Конь,
нехотя, все же двинулся шагом по тропинке вперед, однако дойдя до
зарослей орешника, вдруг заржал и прянул в сторону. Кусты тут же
заколыхались – кто-то там, в самом деле, был. Максим ухватился за
топор, Стеша вскрикнула и соскочила с седла на землю.
Тут из
кустов выскочил некто темный, с растопыренными руками. Человек,
должно быть, но почти нагой – только на бедрах остатки дерюжных
порток. Прыгнул, зарычал по-звериному – да как вцепится Сивке в
шею!
Максим на
мгновение оторопел, Сивка взревел и забился, но человек вцепился
крепко, словно паук в муху – не выпустил шею. Конь захрипел,
завалился набок. Максиму на руку брызнуло чем-то теплым – он в
темноте не сразу понял, что это кровь. Видать, ночной тать зубами
впился коню в горло! Дух от него был противный и странный, пахло
гнилым мясом, грибами, немытым телом и отчего-то сильнее всего –
чесноком, словно человек этот съел его целую корзину.
Чудом
уберег Максим ногу, чтоб ее телом коня не раздавило, соскочил с
седла, а Сивка уже в агонии бьется, хрипит тихо, человек же – точно
ли человек?! – вцепился ему в горло, чавкает, ногтями плоть
дерет.
Ужас сковал
Максима, а тут нападавший оторвался от уже только мелко дрожащего
конского тела и поднял на Максима глаза.
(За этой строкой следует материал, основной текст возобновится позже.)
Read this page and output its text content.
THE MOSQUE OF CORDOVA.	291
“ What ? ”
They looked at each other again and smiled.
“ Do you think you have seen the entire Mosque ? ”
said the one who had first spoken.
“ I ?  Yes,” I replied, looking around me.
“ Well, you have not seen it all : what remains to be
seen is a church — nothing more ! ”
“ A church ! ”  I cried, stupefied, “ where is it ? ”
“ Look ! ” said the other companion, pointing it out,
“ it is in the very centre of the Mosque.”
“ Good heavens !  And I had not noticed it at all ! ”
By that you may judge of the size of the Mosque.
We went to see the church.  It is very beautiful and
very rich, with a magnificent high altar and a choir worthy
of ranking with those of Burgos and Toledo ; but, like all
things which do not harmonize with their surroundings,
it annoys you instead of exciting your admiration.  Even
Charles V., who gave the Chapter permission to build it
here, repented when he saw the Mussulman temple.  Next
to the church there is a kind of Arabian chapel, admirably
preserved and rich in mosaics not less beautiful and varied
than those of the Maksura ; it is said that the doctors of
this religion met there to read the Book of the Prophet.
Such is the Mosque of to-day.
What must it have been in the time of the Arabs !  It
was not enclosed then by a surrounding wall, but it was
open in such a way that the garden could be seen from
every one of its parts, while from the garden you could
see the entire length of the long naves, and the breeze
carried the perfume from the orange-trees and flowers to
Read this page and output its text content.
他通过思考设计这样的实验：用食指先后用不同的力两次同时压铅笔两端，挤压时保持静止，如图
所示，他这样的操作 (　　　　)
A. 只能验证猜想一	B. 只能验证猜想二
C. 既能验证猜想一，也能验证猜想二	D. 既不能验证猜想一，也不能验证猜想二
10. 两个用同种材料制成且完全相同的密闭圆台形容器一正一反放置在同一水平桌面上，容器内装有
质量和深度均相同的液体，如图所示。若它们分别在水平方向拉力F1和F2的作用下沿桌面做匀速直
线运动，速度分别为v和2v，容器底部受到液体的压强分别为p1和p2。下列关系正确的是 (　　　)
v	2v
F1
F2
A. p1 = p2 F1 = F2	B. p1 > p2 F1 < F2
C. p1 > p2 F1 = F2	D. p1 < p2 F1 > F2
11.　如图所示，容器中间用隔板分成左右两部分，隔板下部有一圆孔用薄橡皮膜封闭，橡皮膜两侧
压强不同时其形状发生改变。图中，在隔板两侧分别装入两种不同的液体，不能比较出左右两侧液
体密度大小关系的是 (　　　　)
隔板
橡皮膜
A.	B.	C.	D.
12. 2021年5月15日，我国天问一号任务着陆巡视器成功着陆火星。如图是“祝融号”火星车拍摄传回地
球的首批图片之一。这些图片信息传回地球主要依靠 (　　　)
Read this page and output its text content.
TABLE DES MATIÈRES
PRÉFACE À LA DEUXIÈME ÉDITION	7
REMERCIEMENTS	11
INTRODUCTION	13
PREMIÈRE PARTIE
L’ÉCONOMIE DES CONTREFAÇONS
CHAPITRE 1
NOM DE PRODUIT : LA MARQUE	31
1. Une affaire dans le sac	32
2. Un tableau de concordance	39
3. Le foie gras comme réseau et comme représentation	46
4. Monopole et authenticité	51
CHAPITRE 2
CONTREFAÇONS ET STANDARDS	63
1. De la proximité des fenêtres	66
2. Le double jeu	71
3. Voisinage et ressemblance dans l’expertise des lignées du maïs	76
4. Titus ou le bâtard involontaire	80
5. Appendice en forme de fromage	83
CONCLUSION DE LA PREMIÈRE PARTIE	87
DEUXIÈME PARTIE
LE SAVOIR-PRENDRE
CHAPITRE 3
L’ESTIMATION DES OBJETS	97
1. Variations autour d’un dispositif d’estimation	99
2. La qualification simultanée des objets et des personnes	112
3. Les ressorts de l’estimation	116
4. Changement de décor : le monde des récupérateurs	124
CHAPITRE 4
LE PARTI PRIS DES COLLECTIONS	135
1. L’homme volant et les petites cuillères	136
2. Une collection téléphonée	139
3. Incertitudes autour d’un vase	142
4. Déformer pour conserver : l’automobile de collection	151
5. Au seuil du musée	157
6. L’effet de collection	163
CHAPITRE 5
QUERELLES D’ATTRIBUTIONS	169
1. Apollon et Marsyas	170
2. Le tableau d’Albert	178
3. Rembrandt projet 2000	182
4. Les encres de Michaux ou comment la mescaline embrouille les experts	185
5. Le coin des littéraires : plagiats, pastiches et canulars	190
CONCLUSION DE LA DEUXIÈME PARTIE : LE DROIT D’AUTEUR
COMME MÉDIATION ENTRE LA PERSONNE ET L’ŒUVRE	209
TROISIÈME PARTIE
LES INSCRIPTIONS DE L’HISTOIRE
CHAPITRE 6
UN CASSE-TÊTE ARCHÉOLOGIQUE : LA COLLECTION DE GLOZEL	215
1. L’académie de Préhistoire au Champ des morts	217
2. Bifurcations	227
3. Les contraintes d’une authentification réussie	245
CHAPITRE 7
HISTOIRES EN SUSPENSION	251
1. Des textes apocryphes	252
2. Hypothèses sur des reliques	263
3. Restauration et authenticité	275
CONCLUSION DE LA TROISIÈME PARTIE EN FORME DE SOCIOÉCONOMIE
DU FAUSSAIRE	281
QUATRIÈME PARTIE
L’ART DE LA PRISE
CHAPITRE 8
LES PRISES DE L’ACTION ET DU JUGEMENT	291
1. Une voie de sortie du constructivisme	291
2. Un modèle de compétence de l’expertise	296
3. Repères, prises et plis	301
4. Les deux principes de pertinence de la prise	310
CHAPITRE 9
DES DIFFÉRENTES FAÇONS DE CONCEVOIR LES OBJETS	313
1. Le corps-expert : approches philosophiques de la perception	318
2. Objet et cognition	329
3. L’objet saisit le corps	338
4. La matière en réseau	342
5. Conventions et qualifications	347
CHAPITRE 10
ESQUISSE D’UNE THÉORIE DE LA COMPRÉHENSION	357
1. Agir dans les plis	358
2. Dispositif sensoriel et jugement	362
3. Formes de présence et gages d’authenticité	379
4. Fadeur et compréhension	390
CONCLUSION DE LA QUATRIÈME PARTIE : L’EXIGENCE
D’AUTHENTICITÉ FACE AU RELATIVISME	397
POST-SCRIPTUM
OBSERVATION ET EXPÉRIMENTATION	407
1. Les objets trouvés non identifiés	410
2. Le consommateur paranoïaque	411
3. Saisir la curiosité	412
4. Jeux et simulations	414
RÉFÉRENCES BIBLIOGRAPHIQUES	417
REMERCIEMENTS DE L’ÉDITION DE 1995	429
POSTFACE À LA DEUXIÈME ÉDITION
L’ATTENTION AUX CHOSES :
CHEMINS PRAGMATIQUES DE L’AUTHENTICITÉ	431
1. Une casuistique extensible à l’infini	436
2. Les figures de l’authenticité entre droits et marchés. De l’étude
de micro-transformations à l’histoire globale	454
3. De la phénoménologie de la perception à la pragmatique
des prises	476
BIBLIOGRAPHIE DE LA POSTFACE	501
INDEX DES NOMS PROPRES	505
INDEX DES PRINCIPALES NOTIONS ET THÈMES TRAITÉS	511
Был он бородатый, с
всклокоченными редкими волосами, и лицо у него было темное совсем,
словно налившееся стоячей синей кровью – или это только казалось
ночным делом?
А вот глаза
у мужика были белесые, неподвижные, совсем неживые. Тут-то Максим и
понял, что никакой это не мужик, а упырь могильный, про каких в
страшных сказках сказывают. Максим таких много слышал, пока в миру
жил, да никогда не верил, что такая страсть на самом деле по свету
ходит.
Зарычал
упырь, на Максима взглянувши, кинулся вперед. Максим от ужаса
вскрикнул и рубанул его с размаха топором в темя. Раздался стук,
словно в колоду топором ударили, и вошел топор лихо, на
полтопорища.
Любой
человек от такого удара тут же упал бы бездыханным, вот только
перед Максимом был не человек, в чем он теперь убедился
окончательно. Тварь сперва в самом деле повалилась на землю, но тут
же с нее поднялась и вновь повернула залитую кровью харю к Максиму,
ощерила зубы. А топор так и торчал из ее полуразрубленной
головы.
Максим
попятился, скользя руками в лошадиной крови, пропитавшей землю.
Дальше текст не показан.